Sobre o Trabalho do Escritor

“Lembro-me de que certa noite – eu teria uns quatorze anos, quando muito – encarregaram-me de segurar uma lâmpada elétrica à cabeceira da mesa de operações, enquanto um médico fazia os primeiros curativos num pobre-diabo que soldados da Polícia Municipal haviam “carneado”. (…) Apesar do horror e da náusea, continuei firme onde estava, talvez pensando assim: se esse caboclo pode aguentar tudo isso sem gemer, porque não hei de poder ficar segurando esta lâmpada para ajudar o doutor a costurar esses talhos e salvar esta vida? (…)
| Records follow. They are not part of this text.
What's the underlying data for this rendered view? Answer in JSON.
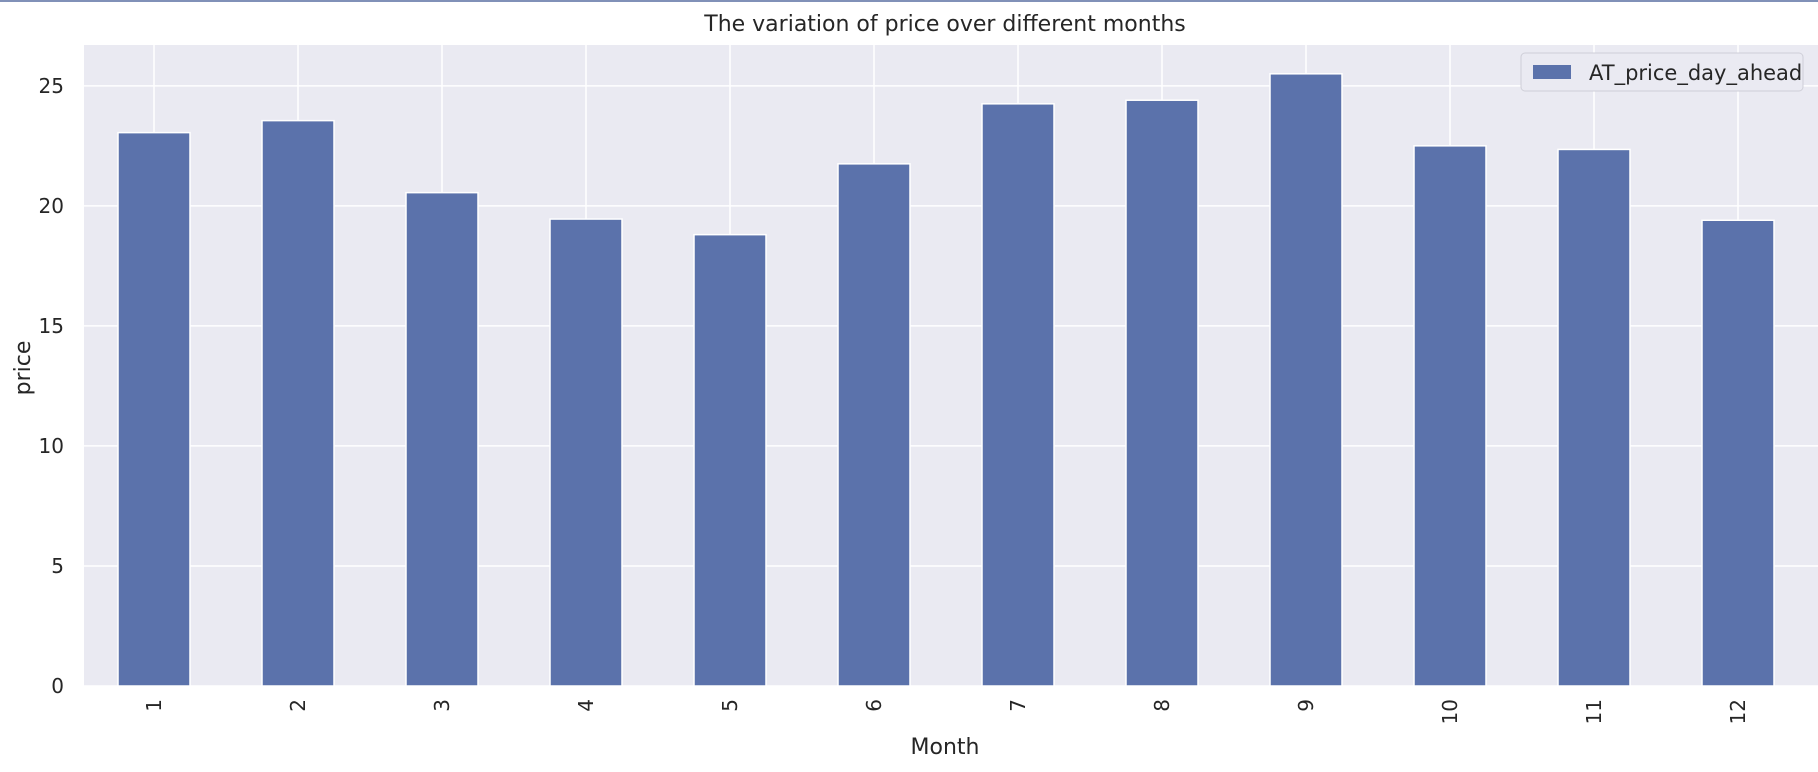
{
  "chart_data": {
    "type": "bar",
    "title": "The variation of price over different months",
    "xlabel": "Month",
    "ylabel": "price",
    "categories": [
      "1",
      "2",
      "3",
      "4",
      "5",
      "6",
      "7",
      "8",
      "9",
      "10",
      "11",
      "12"
    ],
    "series": [
      {
        "name": "AT_price_day_ahead",
        "values": [
          23.05,
          23.55,
          20.55,
          19.45,
          18.8,
          21.75,
          24.25,
          24.4,
          25.5,
          22.5,
          22.35,
          19.4
        ]
      }
    ],
    "ylim": [
      0,
      26.7
    ],
    "yticks": [
      "0",
      "5",
      "10",
      "15",
      "20",
      "25"
    ],
    "grid": true,
    "legend_position": "top-right",
    "colors": {
      "bar": "#5b72ab",
      "plot_background": "#eaeaf2",
      "grid": "#ffffff",
      "frame": "#8191b8"
    }
  }
}
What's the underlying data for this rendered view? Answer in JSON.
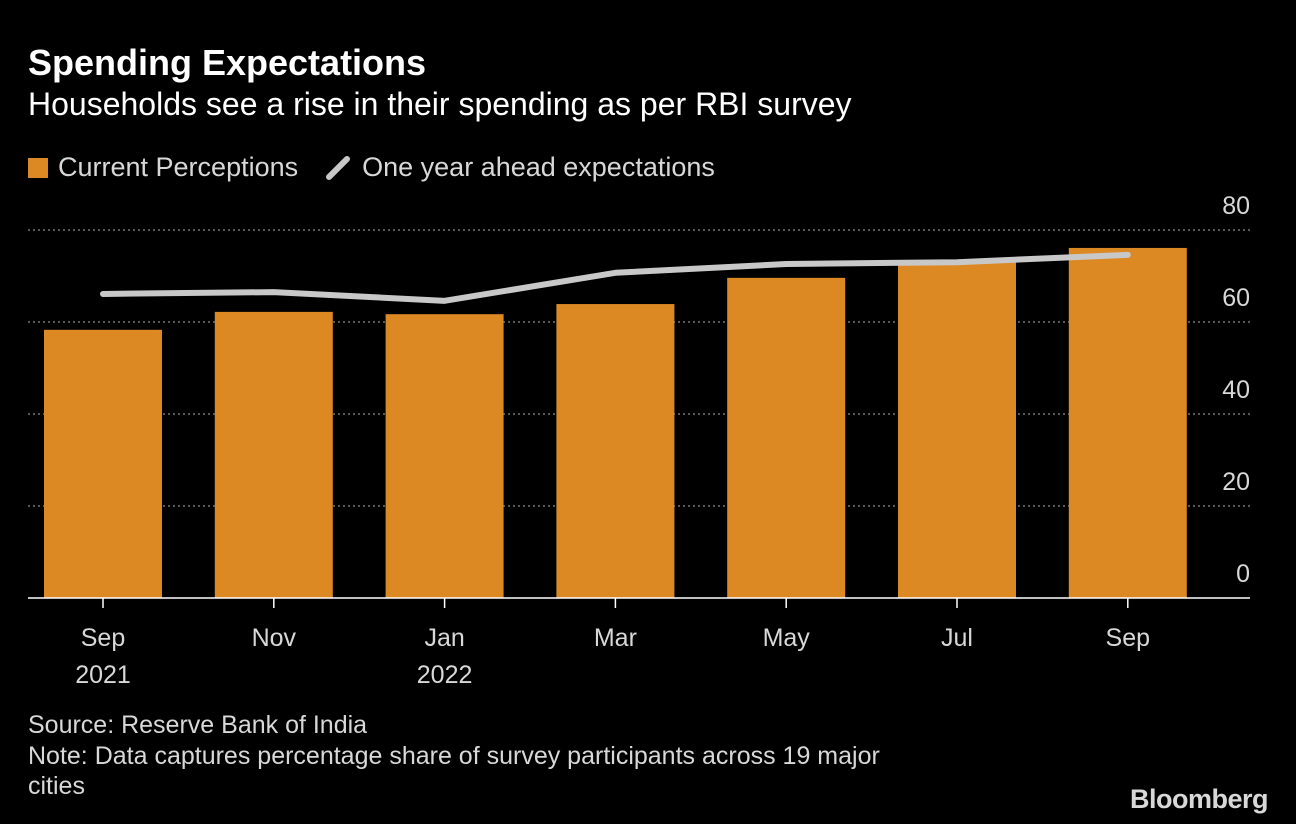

Desde que, adulto, comecei a escrever romances, tem-me animado até hoje a ideia de que o menos que o escritor pode fazer numa época de atrocidades e injustiças como a nossa, é acender a sua lâmpada, fazer luz sobre a realidade de seu mundo, evitando que sobre ele caia a escuridão, propícia aos ladrões, aos assassinos e aos tiranos. Sim, segurar a lâmpada a despeito da náusea e horror. Se não tivermos uma lâmpada elétrica, acendamos o nosso toco de vela ou, em último caso, risquemos fósforos repentinamente, como um sinal de que não desertamos nosso posto.”

Érico Veríssimo. Solo de clarineta, 1978.